I thought, 'Oh, no. I don't need this now.'
It was Uriel, I looked around and saw a sandstone boulder that the landscapers had placed near the patio. It had a bright spark of light on the side of it. "Congratulations on the settlement of your patent case," said Uriel.
"How do you know about that?" I asked, somewhat intimidated.
"For now, we shall only say that we could see it coming when we last communicated. It was a probable future."
"I believed wining the case was a certainty. I have to believe that when I am working on a case," I rebutted.
"That's the way it works," Uriel's sound continued, "Belief causes a probable future to manifest. We will get to that later."
I was surprised. I was starting to feel that talking to a speck of light and an extra-dimensional intelligence was a natural thing to do. This time it couldn't be a dream.
"I have been sitting here looking at the stars and thinking about space-time," I interrupted, "That subject is about black holes, the Big Bang, galaxies, mathematics that few understand, not anything I am trained or interested in.
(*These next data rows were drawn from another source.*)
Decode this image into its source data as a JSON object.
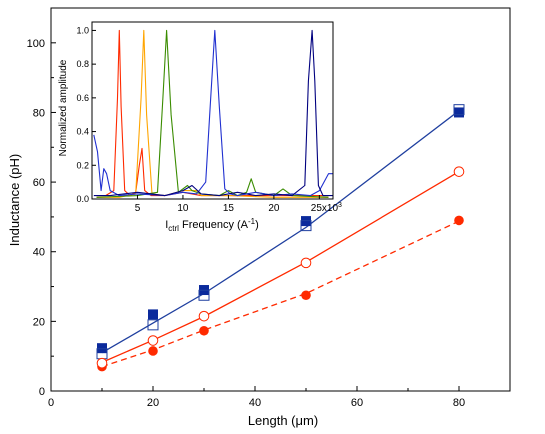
{
  "chart_data": [
    {
      "type": "scatter",
      "xlabel_main": "Length (",
      "xlabel_mu": "μ",
      "xlabel_end": "m)",
      "ylabel": "Inductance (pH)",
      "xlim": [
        0,
        90
      ],
      "ylim": [
        0,
        110
      ],
      "xticks": [
        "0",
        "20",
        "40",
        "60",
        "80"
      ],
      "yticks": [
        "0",
        "20",
        "40",
        "60",
        "80",
        "100"
      ],
      "colors": {
        "blue": "#1f3f9f",
        "navy": "#00007f",
        "red": "#ff2a00"
      },
      "series": [
        {
          "marker": "filled-square",
          "color": "#0b2a9c",
          "x": [
            10,
            20,
            30,
            50,
            80
          ],
          "y": [
            12.3,
            22.0,
            29.0,
            48.8,
            80.0
          ]
        },
        {
          "marker": "open-square",
          "color": "#1f3f9f",
          "fit": "solid",
          "x": [
            10,
            20,
            30,
            50,
            80
          ],
          "y": [
            10.7,
            19.0,
            27.5,
            47.5,
            80.8
          ]
        },
        {
          "marker": "open-circle",
          "color": "#ff2a00",
          "fit": "solid",
          "x": [
            10,
            20,
            30,
            50,
            80
          ],
          "y": [
            8.0,
            14.5,
            21.5,
            36.8,
            63.0
          ]
        },
        {
          "marker": "filled-circle",
          "color": "#ff2a00",
          "fit": "dashed",
          "x": [
            10,
            20,
            30,
            50,
            80
          ],
          "y": [
            7.0,
            11.5,
            17.3,
            27.5,
            49.0
          ]
        }
      ],
      "fit_lines": [
        {
          "color": "#1f3f9f",
          "style": "solid",
          "x": [
            10,
            20,
            30,
            50,
            80
          ],
          "y": [
            11.0,
            19.5,
            28.0,
            47.0,
            80.5
          ]
        },
        {
          "color": "#ff2a00",
          "style": "solid",
          "x": [
            10,
            20,
            30,
            50,
            80
          ],
          "y": [
            8.2,
            14.6,
            21.4,
            37.0,
            63.0
          ]
        },
        {
          "color": "#ff2a00",
          "style": "dashed",
          "x": [
            10,
            20,
            30,
            50,
            80
          ],
          "y": [
            7.0,
            11.8,
            17.5,
            28.0,
            48.8
          ]
        }
      ]
    },
    {
      "type": "line",
      "ylabel": "Normalized amplitude",
      "xlabel_pre": "I",
      "xlabel_sub": "ctrl",
      "xlabel_mid": " Frequency (A",
      "xlabel_sup": "-1",
      "xlabel_end": ")",
      "xlim": [
        0,
        26.5
      ],
      "ylim": [
        0,
        1.05
      ],
      "xticks": [
        "5",
        "10",
        "15",
        "20",
        "25x10"
      ],
      "xtick_sup": "3",
      "yticks": [
        "0.0",
        "0.2",
        "0.4",
        "0.6",
        "0.8",
        "1.0"
      ],
      "series": [
        {
          "color": "#ff2a00",
          "x": [
            0.5,
            1.5,
            2.4,
            2.8,
            3.0,
            3.2,
            3.6,
            4.2,
            4.8,
            5.2,
            5.5,
            5.8,
            6.5,
            8,
            10,
            12,
            15,
            20,
            26
          ],
          "y": [
            0.02,
            0.02,
            0.05,
            0.6,
            1.0,
            0.55,
            0.05,
            0.02,
            0.04,
            0.2,
            0.3,
            0.05,
            0.02,
            0.02,
            0.04,
            0.02,
            0.02,
            0.02,
            0.02
          ]
        },
        {
          "color": "#ffa500",
          "x": [
            0.5,
            3,
            4.8,
            5.4,
            5.7,
            6.0,
            6.6,
            8,
            10,
            11.5,
            12,
            15,
            20,
            26
          ],
          "y": [
            0.01,
            0.01,
            0.03,
            0.6,
            1.0,
            0.5,
            0.03,
            0.02,
            0.05,
            0.05,
            0.02,
            0.02,
            0.01,
            0.01
          ]
        },
        {
          "color": "#3a8c00",
          "x": [
            0.5,
            5,
            7.2,
            7.8,
            8.2,
            8.7,
            9.5,
            10.5,
            11,
            12,
            14,
            15,
            16,
            17,
            17.5,
            18,
            20,
            21,
            22,
            26
          ],
          "y": [
            0.01,
            0.02,
            0.04,
            0.6,
            1.0,
            0.5,
            0.04,
            0.08,
            0.05,
            0.03,
            0.02,
            0.05,
            0.02,
            0.04,
            0.12,
            0.04,
            0.02,
            0.06,
            0.02,
            0.01
          ]
        },
        {
          "color": "#2030d0",
          "x": [
            0.2,
            0.6,
            1.0,
            1.3,
            1.6,
            2.0,
            3,
            5,
            8,
            10,
            11.5,
            12.5,
            13.0,
            13.5,
            14.0,
            14.6,
            15.2,
            16,
            18,
            20,
            22,
            24,
            25,
            26,
            26.5
          ],
          "y": [
            0.38,
            0.28,
            0.05,
            0.18,
            0.15,
            0.05,
            0.02,
            0.03,
            0.02,
            0.04,
            0.03,
            0.1,
            0.55,
            1.0,
            0.55,
            0.06,
            0.03,
            0.02,
            0.04,
            0.02,
            0.03,
            0.02,
            0.05,
            0.15,
            0.15
          ]
        },
        {
          "color": "#00007f",
          "x": [
            0.2,
            2,
            5,
            8,
            10,
            11,
            12,
            14,
            16,
            18,
            20,
            22,
            23.4,
            23.8,
            24.2,
            24.5,
            24.9,
            25.4,
            26,
            26.5
          ],
          "y": [
            0.02,
            0.02,
            0.04,
            0.02,
            0.05,
            0.08,
            0.03,
            0.02,
            0.04,
            0.02,
            0.03,
            0.02,
            0.08,
            0.7,
            1.0,
            0.7,
            0.08,
            0.02,
            0.02,
            0.02
          ]
        }
      ]
    }
  ]
}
It is too abstract for my thinking."
"You have correctly identified the problem," said Uriel. "Space and time in the sense of the cosmos are incomprehensible to all but a few of your species. Let's talk about space and time in terms of what you call a movie film.
"There is a story recorded on the frames of the film. Suppose that story starts with a man looking at the stars in a desert, then moves to a woman talking to him on the telephone, in Los Angeles, then moves back to the man in the desert, then to a restaurant, where he has dinner. The next day he travels back to his office, the story ends with the man returning to the same desert where he talks to a speck of light. When the movie film in on the reel, stored in the movie company's vault, there is no time or space in the movie. On the film, frames in the desert looking at the stars come first and the frames of the woman in LA are next, and the frames of the restaurant are next etc. There is no physical time, there is only a sequence of film frames: there is only timing; some things happen before others."